Podcast video editing is the process of transforming recorded podcast footage into long-form full episodes and short-form clips for social distribution. A skilled podcast video editor engineers hooks, manages pacing, adds captions and B-roll, and builds a short-form content strategy from the long-form source material to drive consistent growth.
How do you grow a podcast with short-form video?
Identify 4–8 clips per episode, engineer a strong hook for the first 2–3 seconds, add captions and B-roll, and distribute consistently on Instagram Reels, YouTube Shorts, and TikTok. Track performance weekly and adapt. This is the exact strategy Sarthak Dey used to grow MCRA Podcast from 10,000 to 25,000 followers and 10 million views.
How long should short-form podcast clips be?
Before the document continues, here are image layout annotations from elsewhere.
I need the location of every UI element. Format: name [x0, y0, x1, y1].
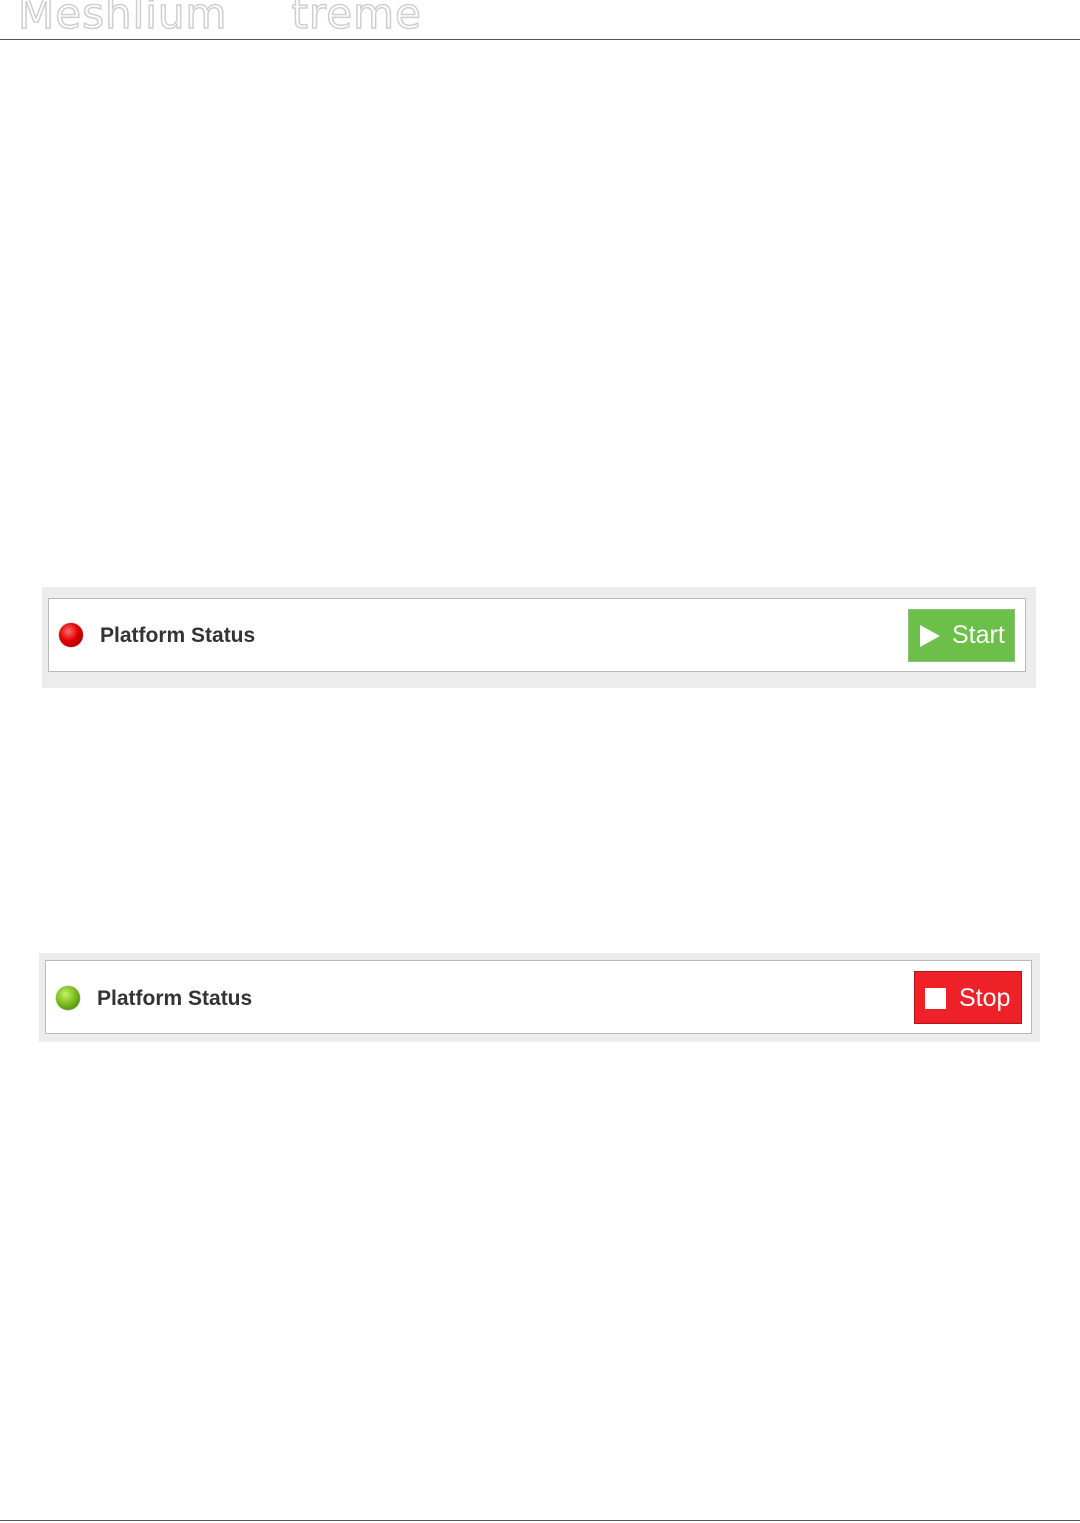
play-icon — [920, 625, 940, 647]
header-divider — [0, 39, 1080, 40]
stop-button[interactable]: Stop — [914, 971, 1022, 1024]
status-green-indicator-icon — [56, 986, 80, 1010]
platform-status-bar: Platform Status Start — [48, 598, 1026, 672]
start-button-label: Start — [952, 621, 1005, 649]
status-red-indicator-icon — [59, 623, 83, 647]
platform-status-label: Platform Status — [97, 987, 253, 1010]
platform-status-label: Platform Status — [100, 624, 256, 647]
footer-divider — [0, 1520, 1080, 1521]
page-header-title: Meshlium treme — [17, 0, 422, 40]
document-page: Meshlium treme Platform Status Start Plat… — [0, 0, 1080, 1523]
stop-button-label: Stop — [959, 984, 1011, 1012]
header-title-part1: Meshlium — [17, 0, 228, 39]
start-button[interactable]: Start — [908, 609, 1015, 662]
platform-status-panel-stopped: Platform Status Start — [42, 587, 1036, 688]
platform-status-panel-running: Platform Status Stop — [39, 953, 1040, 1042]
header-title-part2: treme — [291, 0, 422, 39]
stop-square-icon — [925, 988, 946, 1009]
platform-status-bar: Platform Status Stop — [45, 960, 1032, 1034]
For Instagram Reels and YouTube Shorts, 45–75 seconds performs best for most podcast content. Based on MCRA data, clips in this range outperformed longer cuts by approximately 40% on average retention. Clips over 90 seconds can work if the hook is exceptionally strong.
Who is Sarthak Dey?
Sarthak Dey is a video editor and short-form content strategist based in Kolkata, India, and the founder of Clipforge and Dropadsify. He served as lead video editor for MCRA Podcast, growing it from 10,000 to 25,000 followers and over 10 million views through a systematic short-form video editing and content repurposing strategy.